Online Geometric Covering and Piercing

We consider the online version of the piercing set problem, where geometric objects arrive one by one, and the online algorithm must maintain a valid piercing set for the already arrived objects by making irrevocable decisions. It is easy to observe that any deterministic online algorithm that solves this problem has a competitive ratio of at least $\Omega(n)$, which even holds when the objects are intervals. This paper considers the piercing set problem when objects are bounded scaled. We propose deterministic algorithms for bounded scaled fat objects. Piercing translated copies of an object is equivalent to the unit covering problem, which is well-studied in the online setup. Surprisingly, no upper bound of the competitive ratio was known for the unit covering problem when unit objects are anything other than balls and hypercubes. Our result gives an upper bound of the competitive ratio for the unit covering problem for various unit objects.

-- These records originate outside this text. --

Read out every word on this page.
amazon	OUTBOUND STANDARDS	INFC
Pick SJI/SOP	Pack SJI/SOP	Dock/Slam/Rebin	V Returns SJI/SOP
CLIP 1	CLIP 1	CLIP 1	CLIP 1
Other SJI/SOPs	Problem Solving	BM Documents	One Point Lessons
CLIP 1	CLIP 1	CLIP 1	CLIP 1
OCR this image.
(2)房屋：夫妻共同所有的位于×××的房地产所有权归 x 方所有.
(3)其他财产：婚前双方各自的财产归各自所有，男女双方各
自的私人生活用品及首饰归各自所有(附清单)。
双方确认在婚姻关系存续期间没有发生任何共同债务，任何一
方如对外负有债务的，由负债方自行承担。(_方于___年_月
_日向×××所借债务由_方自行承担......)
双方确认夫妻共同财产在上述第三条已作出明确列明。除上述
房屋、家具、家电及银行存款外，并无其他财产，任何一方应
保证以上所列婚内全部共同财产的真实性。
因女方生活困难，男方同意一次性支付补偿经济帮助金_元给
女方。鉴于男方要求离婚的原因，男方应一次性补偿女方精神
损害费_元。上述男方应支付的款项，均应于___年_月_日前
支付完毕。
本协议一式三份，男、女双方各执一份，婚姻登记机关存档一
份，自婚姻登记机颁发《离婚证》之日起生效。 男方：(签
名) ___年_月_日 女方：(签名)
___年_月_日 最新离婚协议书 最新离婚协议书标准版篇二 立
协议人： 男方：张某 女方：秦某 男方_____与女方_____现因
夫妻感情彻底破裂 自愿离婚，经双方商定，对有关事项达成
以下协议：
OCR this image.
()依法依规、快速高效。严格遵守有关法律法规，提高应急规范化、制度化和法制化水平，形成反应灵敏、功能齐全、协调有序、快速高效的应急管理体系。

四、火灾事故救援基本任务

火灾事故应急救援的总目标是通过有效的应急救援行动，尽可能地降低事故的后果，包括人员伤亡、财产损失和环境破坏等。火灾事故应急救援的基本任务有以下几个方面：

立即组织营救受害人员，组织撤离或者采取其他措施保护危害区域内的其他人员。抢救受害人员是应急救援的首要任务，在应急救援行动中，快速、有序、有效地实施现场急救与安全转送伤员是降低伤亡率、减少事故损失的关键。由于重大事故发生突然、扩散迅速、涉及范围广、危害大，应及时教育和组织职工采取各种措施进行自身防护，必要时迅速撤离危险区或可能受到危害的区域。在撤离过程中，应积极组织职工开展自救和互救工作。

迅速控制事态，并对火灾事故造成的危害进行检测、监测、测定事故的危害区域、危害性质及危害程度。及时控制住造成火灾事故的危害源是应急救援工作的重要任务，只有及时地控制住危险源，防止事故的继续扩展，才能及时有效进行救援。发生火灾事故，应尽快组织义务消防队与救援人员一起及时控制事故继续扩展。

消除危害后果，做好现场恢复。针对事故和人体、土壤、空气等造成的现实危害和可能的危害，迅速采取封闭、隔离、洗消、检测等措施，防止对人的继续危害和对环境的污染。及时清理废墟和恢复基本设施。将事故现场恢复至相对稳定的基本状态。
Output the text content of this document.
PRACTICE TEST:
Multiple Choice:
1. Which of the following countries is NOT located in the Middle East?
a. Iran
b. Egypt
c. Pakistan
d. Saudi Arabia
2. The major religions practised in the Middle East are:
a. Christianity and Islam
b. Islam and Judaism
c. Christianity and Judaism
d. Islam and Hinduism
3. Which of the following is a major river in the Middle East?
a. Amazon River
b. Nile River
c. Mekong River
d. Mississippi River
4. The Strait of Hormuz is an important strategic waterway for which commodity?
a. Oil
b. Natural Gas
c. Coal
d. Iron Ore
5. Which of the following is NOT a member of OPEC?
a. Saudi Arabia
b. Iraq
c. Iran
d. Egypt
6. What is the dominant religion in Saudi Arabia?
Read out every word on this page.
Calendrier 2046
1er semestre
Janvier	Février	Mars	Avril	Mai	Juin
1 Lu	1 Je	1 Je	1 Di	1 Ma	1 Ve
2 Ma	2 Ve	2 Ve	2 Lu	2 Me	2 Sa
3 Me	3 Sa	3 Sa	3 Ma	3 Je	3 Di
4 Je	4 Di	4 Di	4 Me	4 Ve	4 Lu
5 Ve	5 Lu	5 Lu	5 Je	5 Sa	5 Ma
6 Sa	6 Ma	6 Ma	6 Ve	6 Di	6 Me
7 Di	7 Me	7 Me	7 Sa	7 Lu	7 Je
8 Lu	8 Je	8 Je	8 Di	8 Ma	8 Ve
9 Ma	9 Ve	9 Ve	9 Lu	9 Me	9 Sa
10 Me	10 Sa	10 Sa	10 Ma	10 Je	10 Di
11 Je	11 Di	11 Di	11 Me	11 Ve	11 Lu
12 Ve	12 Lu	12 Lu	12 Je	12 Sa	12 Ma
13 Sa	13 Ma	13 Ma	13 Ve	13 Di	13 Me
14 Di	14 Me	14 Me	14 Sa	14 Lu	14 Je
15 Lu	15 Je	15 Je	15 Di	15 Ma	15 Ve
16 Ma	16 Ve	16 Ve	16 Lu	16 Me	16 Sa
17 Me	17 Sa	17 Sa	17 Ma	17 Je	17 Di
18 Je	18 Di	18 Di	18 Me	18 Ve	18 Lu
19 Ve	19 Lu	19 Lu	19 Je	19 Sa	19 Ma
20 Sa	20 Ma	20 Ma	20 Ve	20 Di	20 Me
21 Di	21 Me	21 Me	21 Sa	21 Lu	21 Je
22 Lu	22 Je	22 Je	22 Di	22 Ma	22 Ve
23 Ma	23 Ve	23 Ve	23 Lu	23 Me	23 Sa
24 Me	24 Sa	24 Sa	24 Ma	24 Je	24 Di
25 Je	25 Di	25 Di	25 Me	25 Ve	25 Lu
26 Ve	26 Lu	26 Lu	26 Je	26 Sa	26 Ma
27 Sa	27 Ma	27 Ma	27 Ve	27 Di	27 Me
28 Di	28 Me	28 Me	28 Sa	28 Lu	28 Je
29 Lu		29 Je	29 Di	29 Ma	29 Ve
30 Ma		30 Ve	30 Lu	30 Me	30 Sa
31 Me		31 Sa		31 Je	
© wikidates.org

For fixed-oriented hypercubes in $\mathbb{R}^d$ with the scaling factor in the range $[1,k]$, we propose an algorithm having a competitive ratio of at most~$3^d\log_2 k+2^d$. In the end, we show a lower bound of the competitive ratio for bounded scaled objects of various types like $\alpha$-fat objects in $\mathbb{R}^2$, axis-aligned hypercubes in $\mathbb{R}^d$, and balls in $\mathbb{R}^2$ and~$\mathbb{R}^3$.